Lander corrió al garaje en cuanto se fue Margaret. Estaba con los nervios de punta. Comenzó a trabajar rápidamente, tratando de ignorar los pensamientos que surgían como aguas arremolinadas en su mente. Empujó hacía adelante el elevador a horquilla que había alquilado, deslizando la horquilla debajo del soporte que contenía la barquilla. Puso en marcha el motor y se subió al asiento. Pensó en todos los elevadores de cargas que había visto en los depósitos y en los muelles. Pensó en los principios de las palancas hidráulicas. Salió afuera y abrió la puerta de atrás del camión. Enganchó la rampa metálica a la parte posterior del vehículo. Recordó los dispositivos de aterrizaje que había visto y la forma en que estaban enganchadas las rampas. Pensó desesperadamente en las rampas de carga. Echó un vistazo a la calle. Nadie vigilaba. De todos modos no tenía importancia. Se instaló nuevamente en el elevador a horquilla y levantó la barquilla del suelo. Con mucha suavidad. Era un trabajo delicado. Tenía que concentrarse en él. Tenía que obrar con sumo cuidado.
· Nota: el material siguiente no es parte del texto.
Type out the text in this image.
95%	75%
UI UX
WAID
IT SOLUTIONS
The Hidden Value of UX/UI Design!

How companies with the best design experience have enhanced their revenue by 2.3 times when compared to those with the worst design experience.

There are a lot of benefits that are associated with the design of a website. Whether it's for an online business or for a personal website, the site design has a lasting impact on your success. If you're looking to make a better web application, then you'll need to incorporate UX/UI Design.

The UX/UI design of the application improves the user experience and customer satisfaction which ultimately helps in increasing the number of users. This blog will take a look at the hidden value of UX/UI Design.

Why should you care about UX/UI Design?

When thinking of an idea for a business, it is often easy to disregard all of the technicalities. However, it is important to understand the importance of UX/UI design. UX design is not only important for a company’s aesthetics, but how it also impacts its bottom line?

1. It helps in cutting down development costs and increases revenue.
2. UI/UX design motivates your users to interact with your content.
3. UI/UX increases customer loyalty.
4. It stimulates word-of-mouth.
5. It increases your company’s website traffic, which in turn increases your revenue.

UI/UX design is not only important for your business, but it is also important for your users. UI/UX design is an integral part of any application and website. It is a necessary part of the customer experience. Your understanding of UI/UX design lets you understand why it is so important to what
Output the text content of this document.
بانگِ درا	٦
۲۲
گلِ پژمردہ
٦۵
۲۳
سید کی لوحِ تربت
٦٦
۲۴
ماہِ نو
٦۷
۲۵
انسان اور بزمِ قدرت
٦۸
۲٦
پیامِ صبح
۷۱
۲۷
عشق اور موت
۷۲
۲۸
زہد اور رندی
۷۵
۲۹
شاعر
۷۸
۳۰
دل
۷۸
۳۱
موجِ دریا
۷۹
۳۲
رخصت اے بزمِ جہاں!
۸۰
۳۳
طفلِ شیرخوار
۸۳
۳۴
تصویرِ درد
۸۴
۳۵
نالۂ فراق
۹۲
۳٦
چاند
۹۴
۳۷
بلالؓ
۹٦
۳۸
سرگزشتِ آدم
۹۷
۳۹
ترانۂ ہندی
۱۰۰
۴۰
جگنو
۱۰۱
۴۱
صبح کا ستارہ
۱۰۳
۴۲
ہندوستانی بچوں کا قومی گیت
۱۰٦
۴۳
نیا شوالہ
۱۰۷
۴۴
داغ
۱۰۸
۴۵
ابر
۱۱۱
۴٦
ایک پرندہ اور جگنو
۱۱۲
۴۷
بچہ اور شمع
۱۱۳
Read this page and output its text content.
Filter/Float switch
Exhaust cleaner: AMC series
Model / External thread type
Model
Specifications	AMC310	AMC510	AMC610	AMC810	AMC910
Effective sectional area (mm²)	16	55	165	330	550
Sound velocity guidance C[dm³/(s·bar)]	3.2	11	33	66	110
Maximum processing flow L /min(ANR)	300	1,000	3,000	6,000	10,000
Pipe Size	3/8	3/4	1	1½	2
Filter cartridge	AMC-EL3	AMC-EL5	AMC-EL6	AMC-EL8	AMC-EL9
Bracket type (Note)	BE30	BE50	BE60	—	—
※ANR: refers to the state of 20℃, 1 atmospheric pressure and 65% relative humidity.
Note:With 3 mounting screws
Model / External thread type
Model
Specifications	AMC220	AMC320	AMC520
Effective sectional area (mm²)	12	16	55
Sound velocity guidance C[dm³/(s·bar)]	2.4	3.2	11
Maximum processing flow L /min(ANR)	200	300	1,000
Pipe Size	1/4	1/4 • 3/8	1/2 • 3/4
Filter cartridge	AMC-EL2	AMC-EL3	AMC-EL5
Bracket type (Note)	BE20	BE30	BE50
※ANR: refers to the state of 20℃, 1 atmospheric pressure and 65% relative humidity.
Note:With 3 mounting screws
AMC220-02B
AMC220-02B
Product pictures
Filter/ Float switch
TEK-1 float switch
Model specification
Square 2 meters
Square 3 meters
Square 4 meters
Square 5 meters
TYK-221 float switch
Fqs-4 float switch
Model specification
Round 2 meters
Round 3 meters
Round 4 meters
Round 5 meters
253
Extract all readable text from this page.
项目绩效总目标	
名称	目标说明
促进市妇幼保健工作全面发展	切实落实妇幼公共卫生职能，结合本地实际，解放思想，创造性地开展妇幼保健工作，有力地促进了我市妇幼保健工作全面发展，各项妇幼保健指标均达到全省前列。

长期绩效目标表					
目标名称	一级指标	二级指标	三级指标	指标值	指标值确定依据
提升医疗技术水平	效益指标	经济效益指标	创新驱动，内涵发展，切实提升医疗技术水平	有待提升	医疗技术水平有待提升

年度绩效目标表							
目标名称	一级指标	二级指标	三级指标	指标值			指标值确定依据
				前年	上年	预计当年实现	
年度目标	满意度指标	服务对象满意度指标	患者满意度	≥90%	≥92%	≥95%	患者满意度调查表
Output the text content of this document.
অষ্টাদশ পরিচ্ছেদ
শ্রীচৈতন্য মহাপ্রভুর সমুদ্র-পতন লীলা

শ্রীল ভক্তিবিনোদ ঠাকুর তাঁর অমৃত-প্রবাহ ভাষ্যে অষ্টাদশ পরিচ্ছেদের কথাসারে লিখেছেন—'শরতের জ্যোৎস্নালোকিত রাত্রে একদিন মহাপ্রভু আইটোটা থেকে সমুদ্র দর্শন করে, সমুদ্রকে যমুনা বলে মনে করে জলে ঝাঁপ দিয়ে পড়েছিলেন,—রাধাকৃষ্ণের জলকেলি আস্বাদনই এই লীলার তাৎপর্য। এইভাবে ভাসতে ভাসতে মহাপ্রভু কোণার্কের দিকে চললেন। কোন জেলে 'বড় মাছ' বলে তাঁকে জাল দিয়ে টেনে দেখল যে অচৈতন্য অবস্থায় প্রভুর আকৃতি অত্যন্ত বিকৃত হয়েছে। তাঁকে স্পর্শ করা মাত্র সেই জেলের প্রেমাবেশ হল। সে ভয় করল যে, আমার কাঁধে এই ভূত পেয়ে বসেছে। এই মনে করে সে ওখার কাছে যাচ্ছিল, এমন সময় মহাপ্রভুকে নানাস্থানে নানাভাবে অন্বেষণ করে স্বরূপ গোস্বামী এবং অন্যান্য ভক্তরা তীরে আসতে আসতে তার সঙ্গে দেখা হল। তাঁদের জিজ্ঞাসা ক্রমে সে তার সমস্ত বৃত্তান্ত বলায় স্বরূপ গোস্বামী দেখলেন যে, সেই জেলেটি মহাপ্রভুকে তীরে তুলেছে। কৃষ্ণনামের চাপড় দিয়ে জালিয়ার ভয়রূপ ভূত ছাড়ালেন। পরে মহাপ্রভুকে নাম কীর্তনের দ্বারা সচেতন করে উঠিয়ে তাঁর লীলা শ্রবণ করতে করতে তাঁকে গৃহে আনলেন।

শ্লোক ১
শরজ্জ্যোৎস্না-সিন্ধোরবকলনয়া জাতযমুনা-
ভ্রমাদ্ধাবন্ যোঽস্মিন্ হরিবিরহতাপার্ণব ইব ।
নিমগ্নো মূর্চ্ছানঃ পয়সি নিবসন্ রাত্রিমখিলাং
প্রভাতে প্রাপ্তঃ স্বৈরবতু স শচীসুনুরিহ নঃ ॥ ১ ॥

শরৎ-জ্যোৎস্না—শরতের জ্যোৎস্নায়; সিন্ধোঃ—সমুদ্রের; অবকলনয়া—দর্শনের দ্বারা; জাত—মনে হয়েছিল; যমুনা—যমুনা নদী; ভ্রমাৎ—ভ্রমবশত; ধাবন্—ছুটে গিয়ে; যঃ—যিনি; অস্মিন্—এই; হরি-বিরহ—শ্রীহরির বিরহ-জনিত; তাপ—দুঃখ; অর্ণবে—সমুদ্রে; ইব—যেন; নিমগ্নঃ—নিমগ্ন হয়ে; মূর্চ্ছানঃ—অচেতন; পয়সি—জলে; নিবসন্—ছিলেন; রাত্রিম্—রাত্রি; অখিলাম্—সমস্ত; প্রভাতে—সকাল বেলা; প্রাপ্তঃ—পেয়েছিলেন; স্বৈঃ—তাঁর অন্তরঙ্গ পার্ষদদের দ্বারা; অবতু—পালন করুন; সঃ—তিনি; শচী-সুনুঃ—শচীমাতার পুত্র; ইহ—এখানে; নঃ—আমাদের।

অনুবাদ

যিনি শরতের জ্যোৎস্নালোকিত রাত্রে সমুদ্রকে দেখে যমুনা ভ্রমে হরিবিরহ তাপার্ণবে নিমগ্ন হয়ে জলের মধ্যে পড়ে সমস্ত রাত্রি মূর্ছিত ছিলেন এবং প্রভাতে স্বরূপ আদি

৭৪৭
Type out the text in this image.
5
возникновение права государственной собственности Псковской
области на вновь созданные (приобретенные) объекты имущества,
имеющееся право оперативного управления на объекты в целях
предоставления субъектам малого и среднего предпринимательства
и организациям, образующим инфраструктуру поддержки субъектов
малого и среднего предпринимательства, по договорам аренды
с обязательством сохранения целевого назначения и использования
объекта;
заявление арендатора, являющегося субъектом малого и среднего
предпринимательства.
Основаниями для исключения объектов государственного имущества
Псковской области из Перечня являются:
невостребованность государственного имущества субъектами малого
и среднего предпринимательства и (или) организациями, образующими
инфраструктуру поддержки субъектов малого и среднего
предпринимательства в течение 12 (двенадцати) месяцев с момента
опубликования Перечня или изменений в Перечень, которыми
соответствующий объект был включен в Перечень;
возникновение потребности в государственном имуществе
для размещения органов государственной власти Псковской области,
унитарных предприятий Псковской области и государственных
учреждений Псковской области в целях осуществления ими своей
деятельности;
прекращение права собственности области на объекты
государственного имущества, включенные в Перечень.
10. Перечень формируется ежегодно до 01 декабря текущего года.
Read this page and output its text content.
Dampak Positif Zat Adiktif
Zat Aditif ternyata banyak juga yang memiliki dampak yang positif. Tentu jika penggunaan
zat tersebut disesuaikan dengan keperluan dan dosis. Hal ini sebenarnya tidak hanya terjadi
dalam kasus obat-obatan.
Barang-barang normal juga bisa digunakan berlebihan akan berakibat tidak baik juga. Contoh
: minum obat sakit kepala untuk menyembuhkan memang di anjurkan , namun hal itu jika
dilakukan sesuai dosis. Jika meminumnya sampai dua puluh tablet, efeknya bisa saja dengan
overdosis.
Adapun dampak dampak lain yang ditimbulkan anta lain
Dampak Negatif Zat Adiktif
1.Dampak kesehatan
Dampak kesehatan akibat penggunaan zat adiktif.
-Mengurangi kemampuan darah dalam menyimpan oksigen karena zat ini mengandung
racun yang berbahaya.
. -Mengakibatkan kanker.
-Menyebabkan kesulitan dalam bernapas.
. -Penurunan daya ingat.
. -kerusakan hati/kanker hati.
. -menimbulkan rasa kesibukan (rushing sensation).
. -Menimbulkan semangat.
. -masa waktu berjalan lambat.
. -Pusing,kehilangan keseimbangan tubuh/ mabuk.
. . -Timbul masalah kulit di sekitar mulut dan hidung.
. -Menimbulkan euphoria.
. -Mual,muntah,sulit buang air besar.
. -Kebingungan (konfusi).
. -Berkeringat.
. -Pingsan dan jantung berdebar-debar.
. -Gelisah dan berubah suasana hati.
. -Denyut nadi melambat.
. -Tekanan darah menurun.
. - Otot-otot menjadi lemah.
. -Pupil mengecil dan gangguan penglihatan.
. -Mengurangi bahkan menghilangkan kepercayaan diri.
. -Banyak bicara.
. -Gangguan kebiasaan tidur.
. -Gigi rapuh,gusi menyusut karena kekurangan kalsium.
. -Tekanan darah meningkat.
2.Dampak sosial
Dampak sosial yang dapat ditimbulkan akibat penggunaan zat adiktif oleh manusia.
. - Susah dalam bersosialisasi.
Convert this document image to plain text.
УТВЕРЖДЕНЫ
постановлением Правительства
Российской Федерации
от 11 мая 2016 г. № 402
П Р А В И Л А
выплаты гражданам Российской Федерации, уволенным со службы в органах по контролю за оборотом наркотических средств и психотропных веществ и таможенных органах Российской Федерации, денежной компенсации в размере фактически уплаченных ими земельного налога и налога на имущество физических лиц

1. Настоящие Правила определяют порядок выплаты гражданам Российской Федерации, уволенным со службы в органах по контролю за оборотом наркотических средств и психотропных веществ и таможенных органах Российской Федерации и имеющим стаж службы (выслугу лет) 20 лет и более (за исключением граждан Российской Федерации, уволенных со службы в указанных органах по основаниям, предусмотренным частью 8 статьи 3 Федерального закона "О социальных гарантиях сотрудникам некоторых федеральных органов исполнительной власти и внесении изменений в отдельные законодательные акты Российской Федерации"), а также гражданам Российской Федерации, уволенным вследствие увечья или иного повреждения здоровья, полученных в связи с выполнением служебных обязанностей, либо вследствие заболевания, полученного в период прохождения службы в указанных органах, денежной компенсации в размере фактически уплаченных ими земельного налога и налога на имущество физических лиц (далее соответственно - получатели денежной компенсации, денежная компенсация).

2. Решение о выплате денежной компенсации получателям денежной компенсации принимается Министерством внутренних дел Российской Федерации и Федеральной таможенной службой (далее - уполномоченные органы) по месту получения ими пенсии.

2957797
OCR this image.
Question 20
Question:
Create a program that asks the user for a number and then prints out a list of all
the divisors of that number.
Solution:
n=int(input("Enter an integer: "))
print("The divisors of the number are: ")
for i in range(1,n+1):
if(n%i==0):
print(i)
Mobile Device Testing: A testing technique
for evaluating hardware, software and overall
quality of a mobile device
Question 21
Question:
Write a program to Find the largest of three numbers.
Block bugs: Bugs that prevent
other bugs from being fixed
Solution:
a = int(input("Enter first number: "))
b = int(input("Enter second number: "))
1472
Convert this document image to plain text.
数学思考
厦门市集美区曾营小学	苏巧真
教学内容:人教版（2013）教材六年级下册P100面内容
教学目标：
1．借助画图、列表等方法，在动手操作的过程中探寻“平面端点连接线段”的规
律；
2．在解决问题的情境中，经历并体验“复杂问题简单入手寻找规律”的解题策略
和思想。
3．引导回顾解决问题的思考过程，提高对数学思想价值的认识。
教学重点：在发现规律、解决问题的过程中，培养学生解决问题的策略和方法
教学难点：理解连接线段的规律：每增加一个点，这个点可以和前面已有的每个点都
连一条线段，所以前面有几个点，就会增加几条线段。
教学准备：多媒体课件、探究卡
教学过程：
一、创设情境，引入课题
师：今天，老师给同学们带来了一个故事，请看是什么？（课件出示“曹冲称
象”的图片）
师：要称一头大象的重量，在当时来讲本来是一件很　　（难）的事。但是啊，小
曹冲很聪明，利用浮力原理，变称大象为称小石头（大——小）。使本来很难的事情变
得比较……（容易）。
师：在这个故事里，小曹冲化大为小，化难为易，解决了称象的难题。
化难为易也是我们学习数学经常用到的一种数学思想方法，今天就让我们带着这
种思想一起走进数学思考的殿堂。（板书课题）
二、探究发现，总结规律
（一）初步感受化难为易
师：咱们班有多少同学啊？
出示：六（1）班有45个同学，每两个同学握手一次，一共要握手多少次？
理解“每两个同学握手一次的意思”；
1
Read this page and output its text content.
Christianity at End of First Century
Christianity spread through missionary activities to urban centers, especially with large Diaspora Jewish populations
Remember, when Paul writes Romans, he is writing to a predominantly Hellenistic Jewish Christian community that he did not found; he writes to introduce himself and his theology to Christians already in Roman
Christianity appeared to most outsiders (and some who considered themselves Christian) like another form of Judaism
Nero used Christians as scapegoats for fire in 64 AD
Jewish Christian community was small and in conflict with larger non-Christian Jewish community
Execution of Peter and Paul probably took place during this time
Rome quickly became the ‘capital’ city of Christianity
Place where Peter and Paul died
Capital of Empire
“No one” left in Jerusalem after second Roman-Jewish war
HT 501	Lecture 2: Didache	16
Condujo el pequeño tractor lentamente hasta la rampa del camión y se introdujo en la parte posterior del vehículo. Los elásticos crujieron con el peso. Bajó la horquilla que sujetaba la barquilla, puso el freno, aseguró las ruedas firmemente y ató fuertemente la barquilla y el tractor con una gruesa soga. Pensó en los nudos. Conocía toda clase de nudos. Podía atar doce nudos diferentes. Debía recordar dejar un cuchillo grande en la parte posterior del camión para que Dahlia pudiera cortar las sogas llegado el momento. No tendría tiempo de manipular nudos. Oh, Dahlia. Vuelve pronto, estoy ahogándome. Guardó la rampa y una bolsa con armas pequeñas dentro del camión y cerró con un candado la puerta posterior. Listo.

Vomitó en el garaje. No debo pensar. Se dirigió al armario donde guardaban las bebidas y sacó una botella de vodka. El estómago rechazó la vodka. La segunda vez se quedó. Sacó la pistola del bolsillo y la tiró detrás de la cocina donde no podría alcanzarla. Otra vez la botella y otra vez más. Había consumido la mitad del contenido y le chorreaba por la camisa y el cuello. La botella una y otra vez. La cabeza le daba vueltas. No debo vomitar. Tengo que aguantar. Estaba llorando. La vodka comenzaba a hacerse sentir. Se sentó en el suelo de la cocina. Dentro de dos semanas estaré muerto. Gracias a Dios que habré muerto. Todos los demás también. Donde reina la calma. Y donde nada existe realmente. Oh, Dios, qué espera tan larga. Oh Dios, he esperado desde hace tanto. Hiciste bien en suicidarte, Jergens. ¡Jergens!… Comenzó a gritar. Se levantó y caminó dando tumbos hasta la puerta de atrás. Salió y siguió gritando. Una lluvia fría mojaba su cara mientras daba alaridos en el patio. ¡Hiciste bien, Jergens! Se le vinieron encima los escalones y cayó al césped seco cubierto por la nieve, quedando de cara a la lluvia. Un último pensamiento antes de perder totalmente el conocimiento. El agua es buena conductora del calor. Observen millones de motores y mi corazón helado sobre la tierra.